Quelques semaines après la claque monumentale que m’a mis Nobuhiro Suwa avec M/other, j’enchaîne sur Un couple parfait, film tourné par le cinéaste avec des acteurs français et à Paris.


On retrouve dans ce film les éléments caractéristiques du style du réalisateur japonais : plans longs, fixes, très réfléchis et donnant la part belle au hors-champ ainsi qu’aux perspectives, lesquelles mettent à distance les personnages entre eux alors qu’ils sont souvent très proches, dans un espace clos. La luminosité, tamisée, parfois sombre, vient un peu plus renforcer cette impression de réalisme intimiste dont on sent l'influence du shomingeki. La musique est quant à elle distillée au compte-goutte, ne venant soutenir qu’à de rares occasions les scènes dans lesquelles on perçoit le dilemme auquel sont confrontés les deux personnages principaux.


C’est là que réside tout le génie (n’ayons pas peur des grands mots) de Suwa : dans cette capacité à l’économie cinématographique sans pour autant paraître « pingre ». Au contraire, il se dégage du film cette surprenante impression de complétude, que tout y est dit subtilement sur le sujet qu’il aborde. Le sujet, c’est la séparation du couple, son divorce annoncé, les disputes qui émaillent la fin d’une relation amoureuse au point de rendre la situation invivable pour l’un comme pour l’autre.


Le jeu d’acteur de Valeria Bruni-Tedeschi et de Bruno Todeschini est époustouflant, ni plus ni moins. Une grande liberté d’improvisation leur a été laissée par Suwa, et qu’est-ce qu’ils excellent dans ce domaine ! On ne se doute pas à quel point il peut être difficile d’improviser dans une scène en plan-séquence de dix minutes. Là c’est un sans-faute : tout paraît vrai, à commencer par les dialogues, cette langue française qui fait parler beaucoup pour ne pas dire grand-chose, répéter les mêmes poncifs, inlassablement, qui questionne sans pouvoir obtenir de réponse claire, définitive, si ce n’est ce silence au rôle si particulier dans l’œuvre de Suwa. Comme dans M/other, le silence est à la fois temps de la réflexion vis-à-vis de l’autre, mais également temps de l’introspection, de la remise en question de sa propre place au sein d’une société dont on interroge implicitement la capacité aliénante, dirigiste, que ce soit à travers ses codes sociaux ou sa structure familiale.
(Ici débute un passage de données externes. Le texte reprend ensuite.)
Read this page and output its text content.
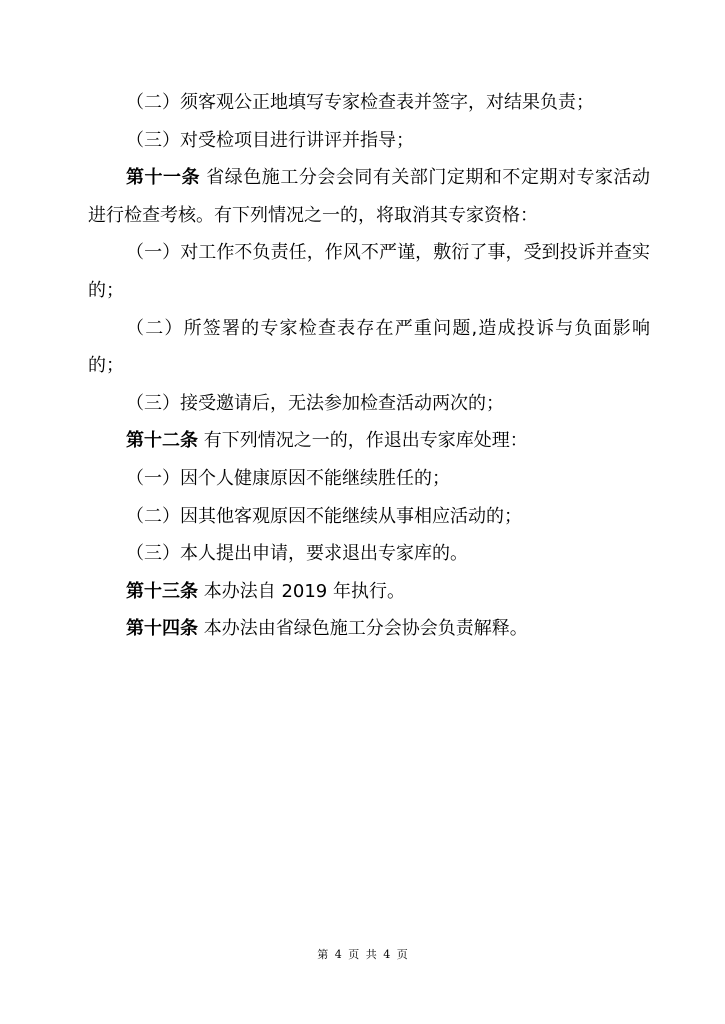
（二）须客观公正地填写专家检查表并签字，对结果负责；

（三）对受检项目进行讲评并指导；

第十一条 省绿色施工分会会同有关部门定期和不定期对专家活动进行检查考核。有下列情况之一的，将取消其专家资格：

（一）对工作不负责任，作风不严谨，敷衍了事，受到投诉并查实的；

（二）所签署的专家检查表存在严重问题,造成投诉与负面影响的；

（三）接受邀请后，无法参加检查活动两次的；

第十二条 有下列情况之一的，作退出专家库处理：

（一）因个人健康原因不能继续胜任的；

（二）因其他客观原因不能继续从事相应活动的；

（三）本人提出申请，要求退出专家库的。

第十三条 本办法自 2019 年执行。

第十四条 本办法由省绿色施工分会协会负责解释。

第 4 页 共 4 页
Suwa est très proche de Cassavetes à cet égard : il n’hésite pas, à plusieurs reprises, à utiliser le gros plan sur les visages de ses protagonistes, lors des moments de crise existentielle intense. C’est dans les yeux et les larmes que sa caméra trouve les preuves les plus sincères de l’ego, éloigné de tout fard, de toute mascarade. Il est à ce titre remarquable de souligner que ces moments surviennent dans la solitude, au contact de l’art (Rodin, pour Marie) ou d’un ivrogne, devenu le temps d’une discussion de comptoir une sorte de vieux sage contribuant à remettre en perspective l’événement de la séparation sur un temps plus long (pour Nicolas).


La rencontre d’un élément étranger au mariage, et qui paraît pourtant familier car proche de la parentèle est un autre point commun des pérégrinations de Marie et Nicolas. Chacun rencontre (ou retrouve) une personne qui vient à sa manière signifier l’importance de l’autre, en négatif (mais pas négativement, subtilité), et ainsi acter le retour du mariage comme entité tangible, exprimée (même remise en cause) et limitative.
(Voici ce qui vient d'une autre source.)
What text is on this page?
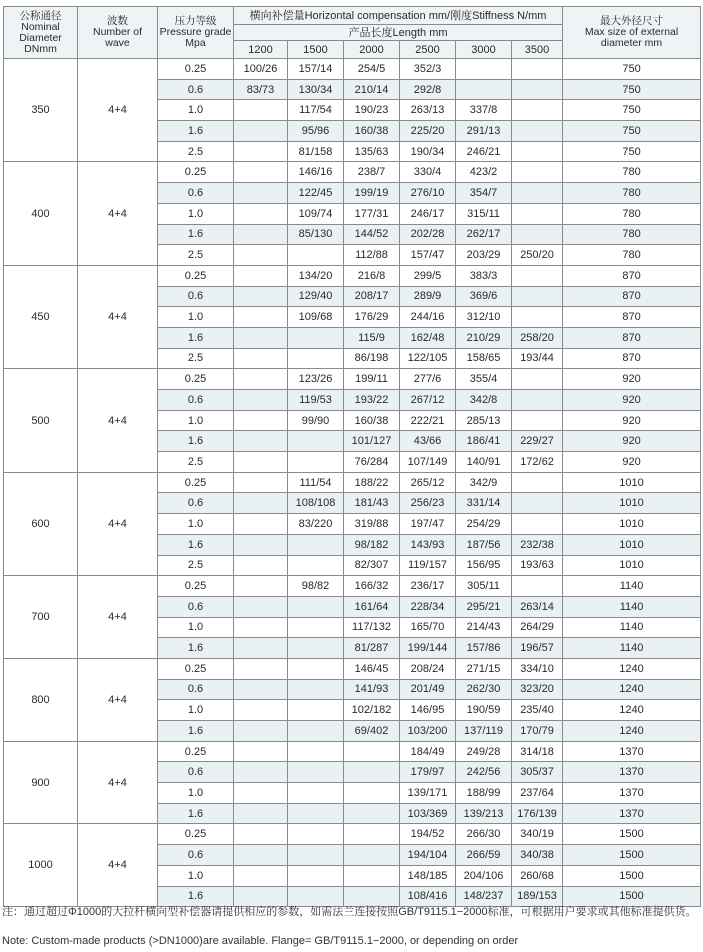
公称通径
Nominal
Diameter
DNmm	波数
Number of
wave	压力等级
Pressure grade
Mpa	横向补偿量Horizontal compensation mm/刚度Stiffness N/mm						最大外径尺寸
Max size of external
diameter mm
			产品长度Length mm						
			1200	1500	2000	2500	3000	3500	
350	4+4	0.25	100/26	157/14	254/5	352/3			750
		0.6	83/73	130/34	210/14	292/8			750
		1.0		117/54	190/23	263/13	337/8		750
		1.6		95/96	160/38	225/20	291/13		750
		2.5		81/158	135/63	190/34	246/21		750
400	4+4	0.25		146/16	238/7	330/4	423/2		780
		0.6		122/45	199/19	276/10	354/7		780
		1.0		109/74	177/31	246/17	315/11		780
		1.6		85/130	144/52	202/28	262/17		780
		2.5			112/88	157/47	203/29	250/20	780
450	4+4	0.25		134/20	216/8	299/5	383/3		870
		0.6		129/40	208/17	289/9	369/6		870
		1.0		109/68	176/29	244/16	312/10		870
		1.6			115/9	162/48	210/29	258/20	870
		2.5			86/198	122/105	158/65	193/44	870
500	4+4	0.25		123/26	199/11	277/6	355/4		920
		0.6		119/53	193/22	267/12	342/8		920
		1.0		99/90	160/38	222/21	285/13		920
		1.6			101/127	43/66	186/41	229/27	920
		2.5			76/284	107/149	140/91	172/62	920
600	4+4	0.25		111/54	188/22	265/12	342/9		1010
		0.6		108/108	181/43	256/23	331/14		1010
		1.0		83/220	319/88	197/47	254/29		1010
		1.6			98/182	143/93	187/56	232/38	1010
		2.5			82/307	119/157	156/95	193/63	1010
700	4+4	0.25		98/82	166/32	236/17	305/11		1140
		0.6			161/64	228/34	295/21	263/14	1140
		1.0			117/132	165/70	214/43	264/29	1140
		1.6			81/287	199/144	157/86	196/57	1140
800	4+4	0.25			146/45	208/24	271/15	334/10	1240
		0.6			141/93	201/49	262/30	323/20	1240
		1.0			102/182	146/95	190/59	235/40	1240
		1.6			69/402	103/200	137/119	170/79	1240
900	4+4	0.25				184/49	249/28	314/18	1370
		0.6				179/97	242/56	305/37	1370
		1.0				139/171	188/99	237/64	1370
		1.6				103/369	139/213	176/139	1370
1000	4+4	0.25				194/52	266/30	340/19	1500
		0.6				194/104	266/59	340/38	1500
		1.0				148/185	204/106	260/68	1500
		1.6				108/416	148/237	189/153	1500
注：通过超过Φ1000的大拉杆横向型补偿器请提供相应的参数，如需法兰连接按照GB/T9115.1−2000标准，可根据用户要求或其他标准提供货。
Note: Custom-made products (>DN1000)are available. Flange= GB/T9115.1−2000, or depending on order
C’est finalement lorsque la séparation intervient de manière symbolique (par le dédoublement de la chambre d’hôtel) que la rencontre des corps peut de nouveau avoir lieu entre Marie et Nicolas, contribuant à soutenir la lecture selon laquelle l’intégrité de l’union maritale ne peut être préservée qu’au prix de mises à distance ponctuelles et consenties de l'être aimé (dans l'optique de rompre cette routine déjà évoquée dans M/other).


Un film marquant de par sa très grande finesse et son réalisme à tous points de vue, qui subjugue du début à la fin et dans lequel finalement on regarde intensément, comme dans un miroir, sa propre image.